Menopause begins when a woman has not had a period for a full year. It is known as the end of menstruation and the start of specific changes to a woman’s body and hormone levels. The Canadian Women’s Health Network defines menopause:
Menopause is the end of menstruation. The word comes from the Greek mens, meaning monthly, and pausis, meaning cessation. Menopause is part of a woman's natural aging process when her ovaries produce lower levels of the hormones estrogen and progesterone and when she is no longer able to become pregnant.
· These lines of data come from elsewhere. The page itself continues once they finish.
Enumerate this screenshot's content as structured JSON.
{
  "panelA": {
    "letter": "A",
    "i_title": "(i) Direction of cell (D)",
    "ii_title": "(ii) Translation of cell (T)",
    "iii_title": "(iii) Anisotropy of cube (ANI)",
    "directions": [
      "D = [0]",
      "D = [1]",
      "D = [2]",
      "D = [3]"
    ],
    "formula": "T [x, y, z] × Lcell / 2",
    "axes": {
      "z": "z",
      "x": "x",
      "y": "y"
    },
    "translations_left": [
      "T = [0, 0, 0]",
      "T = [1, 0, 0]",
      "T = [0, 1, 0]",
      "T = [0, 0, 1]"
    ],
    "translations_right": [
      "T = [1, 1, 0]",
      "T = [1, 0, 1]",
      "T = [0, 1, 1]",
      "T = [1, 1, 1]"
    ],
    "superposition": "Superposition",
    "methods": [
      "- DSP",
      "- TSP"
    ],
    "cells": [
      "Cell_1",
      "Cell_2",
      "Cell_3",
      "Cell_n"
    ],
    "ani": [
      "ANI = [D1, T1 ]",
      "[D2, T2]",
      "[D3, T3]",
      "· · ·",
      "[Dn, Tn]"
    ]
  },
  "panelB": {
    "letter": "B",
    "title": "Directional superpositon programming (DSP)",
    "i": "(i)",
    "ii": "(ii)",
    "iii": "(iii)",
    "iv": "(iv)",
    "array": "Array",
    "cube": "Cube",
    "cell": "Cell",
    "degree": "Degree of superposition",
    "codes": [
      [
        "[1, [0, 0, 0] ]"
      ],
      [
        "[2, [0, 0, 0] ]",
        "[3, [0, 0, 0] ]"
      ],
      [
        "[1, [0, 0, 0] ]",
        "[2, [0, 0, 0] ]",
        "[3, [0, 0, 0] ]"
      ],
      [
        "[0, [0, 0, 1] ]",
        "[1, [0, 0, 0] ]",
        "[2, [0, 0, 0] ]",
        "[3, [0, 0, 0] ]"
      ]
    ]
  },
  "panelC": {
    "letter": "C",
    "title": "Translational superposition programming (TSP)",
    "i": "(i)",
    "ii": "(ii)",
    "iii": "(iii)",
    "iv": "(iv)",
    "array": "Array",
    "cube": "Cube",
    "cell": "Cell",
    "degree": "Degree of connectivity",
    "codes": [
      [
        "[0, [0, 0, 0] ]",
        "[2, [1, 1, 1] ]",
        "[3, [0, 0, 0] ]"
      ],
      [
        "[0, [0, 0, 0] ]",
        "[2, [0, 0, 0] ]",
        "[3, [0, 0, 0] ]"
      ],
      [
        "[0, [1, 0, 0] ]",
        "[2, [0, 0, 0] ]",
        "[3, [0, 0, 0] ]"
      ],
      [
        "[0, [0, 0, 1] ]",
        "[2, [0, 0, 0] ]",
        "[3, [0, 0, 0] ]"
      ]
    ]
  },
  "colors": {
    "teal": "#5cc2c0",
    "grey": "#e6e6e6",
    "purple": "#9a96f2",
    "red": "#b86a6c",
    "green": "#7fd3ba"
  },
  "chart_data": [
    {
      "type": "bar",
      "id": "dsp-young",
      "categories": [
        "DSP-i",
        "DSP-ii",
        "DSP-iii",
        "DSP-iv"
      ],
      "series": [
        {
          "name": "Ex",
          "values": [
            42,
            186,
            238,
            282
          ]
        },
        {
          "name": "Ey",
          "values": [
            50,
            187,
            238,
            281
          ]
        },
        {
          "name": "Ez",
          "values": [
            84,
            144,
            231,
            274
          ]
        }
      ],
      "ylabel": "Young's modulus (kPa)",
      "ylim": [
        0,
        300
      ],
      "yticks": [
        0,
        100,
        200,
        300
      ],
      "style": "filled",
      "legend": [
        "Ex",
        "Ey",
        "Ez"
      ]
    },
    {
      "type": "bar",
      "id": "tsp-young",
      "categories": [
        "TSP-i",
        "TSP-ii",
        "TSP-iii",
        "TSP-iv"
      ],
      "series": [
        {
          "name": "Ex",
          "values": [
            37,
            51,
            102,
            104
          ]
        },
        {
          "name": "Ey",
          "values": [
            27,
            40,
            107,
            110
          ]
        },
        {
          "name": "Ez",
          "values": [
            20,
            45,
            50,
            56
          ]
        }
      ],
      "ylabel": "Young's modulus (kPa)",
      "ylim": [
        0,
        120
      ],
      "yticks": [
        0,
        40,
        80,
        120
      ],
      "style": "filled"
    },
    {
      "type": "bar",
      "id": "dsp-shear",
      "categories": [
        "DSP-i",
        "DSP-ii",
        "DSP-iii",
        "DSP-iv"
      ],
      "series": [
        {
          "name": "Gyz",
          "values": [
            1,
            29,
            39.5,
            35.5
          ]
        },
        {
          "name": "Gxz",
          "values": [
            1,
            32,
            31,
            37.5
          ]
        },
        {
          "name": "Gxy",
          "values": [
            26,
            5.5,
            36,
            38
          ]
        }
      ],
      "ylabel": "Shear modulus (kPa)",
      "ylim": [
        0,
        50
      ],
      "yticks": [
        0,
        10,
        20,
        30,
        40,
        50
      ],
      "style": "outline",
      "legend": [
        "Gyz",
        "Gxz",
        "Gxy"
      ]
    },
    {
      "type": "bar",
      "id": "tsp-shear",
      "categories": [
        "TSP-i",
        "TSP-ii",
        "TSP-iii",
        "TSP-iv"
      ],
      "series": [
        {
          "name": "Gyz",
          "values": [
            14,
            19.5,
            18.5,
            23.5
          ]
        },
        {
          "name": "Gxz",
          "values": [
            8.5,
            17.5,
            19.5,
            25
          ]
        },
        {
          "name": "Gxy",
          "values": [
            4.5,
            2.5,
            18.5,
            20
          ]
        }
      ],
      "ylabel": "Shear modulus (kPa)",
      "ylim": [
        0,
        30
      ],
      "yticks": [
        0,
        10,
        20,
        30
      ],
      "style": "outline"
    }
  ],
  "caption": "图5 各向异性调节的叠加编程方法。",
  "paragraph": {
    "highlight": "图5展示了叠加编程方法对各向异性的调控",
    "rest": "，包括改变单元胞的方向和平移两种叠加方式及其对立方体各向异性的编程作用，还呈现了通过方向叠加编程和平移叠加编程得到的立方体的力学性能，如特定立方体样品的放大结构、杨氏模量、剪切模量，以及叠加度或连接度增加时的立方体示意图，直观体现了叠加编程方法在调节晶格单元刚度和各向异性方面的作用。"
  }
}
Unlike a woman’s first menstruation, which starts on a single day, the changes leading up to menopause happen over several years. The average age for menopause is 52. But menopause commonly happens anytime between the ages of 42 and 56.
Every woman experiences menopause in a different way, so the symptoms can vary. Some women experience very few issues, while others find that their symptoms get in the way of day-to-day life.
Signs and symptoms of menopause
When a woman starts noticing changes in her body as she gets older, it’s likely that she’ll wonder whether she is in menopause.
Experiencing symptoms of perimenopause is an indication that menopause is on the way. menopauseandu.ca explains perimenopause:
“During perimenopause, menstrual periods become less predictable—happening more often than monthly or infrequently, becoming heavier or lighter. Other, ‘vasomotor’ symptoms often appear in perimenopause. These signal your body’s preparation for menopause, and usually disappear over time.”
Common symptoms include:
Dry eyes and itchy skin
Dizziness and nausea
Symptoms may be moderate or severe. You may experience very few, some or all of these symptoms.
Health concerns for women in menopause
Women entering menopause are at increased risk of experiencing several health issues:
Osteoporosis: Approximately two million Canadian women are living with this disease. As women age and approach menopause, their estrogen levels drop, increasing their risk of developing osteoporosis.
Bladder health: “10 to 30 percent of post-menopausal women experience some form of urinary incontinence, often during exercise or with laughing or sneezing,” according to menopauseandu.ca.
Cancer: The risk of developing endometrial and breast cancer increases slightly as women enter menopause.
Sexuality: Women may experience issues related to sexuality, including decreased confidence or sex drive, and vaginal dryness.
Being proactive is an important factor in dealing with the symptoms and possible health issues associated with menopause. Part of taking a proactive approach is understanding how to compare medical insurance plans, assessing your need for health insurance if you’re over 50, and making sure you can deal with any issues associated with menopause.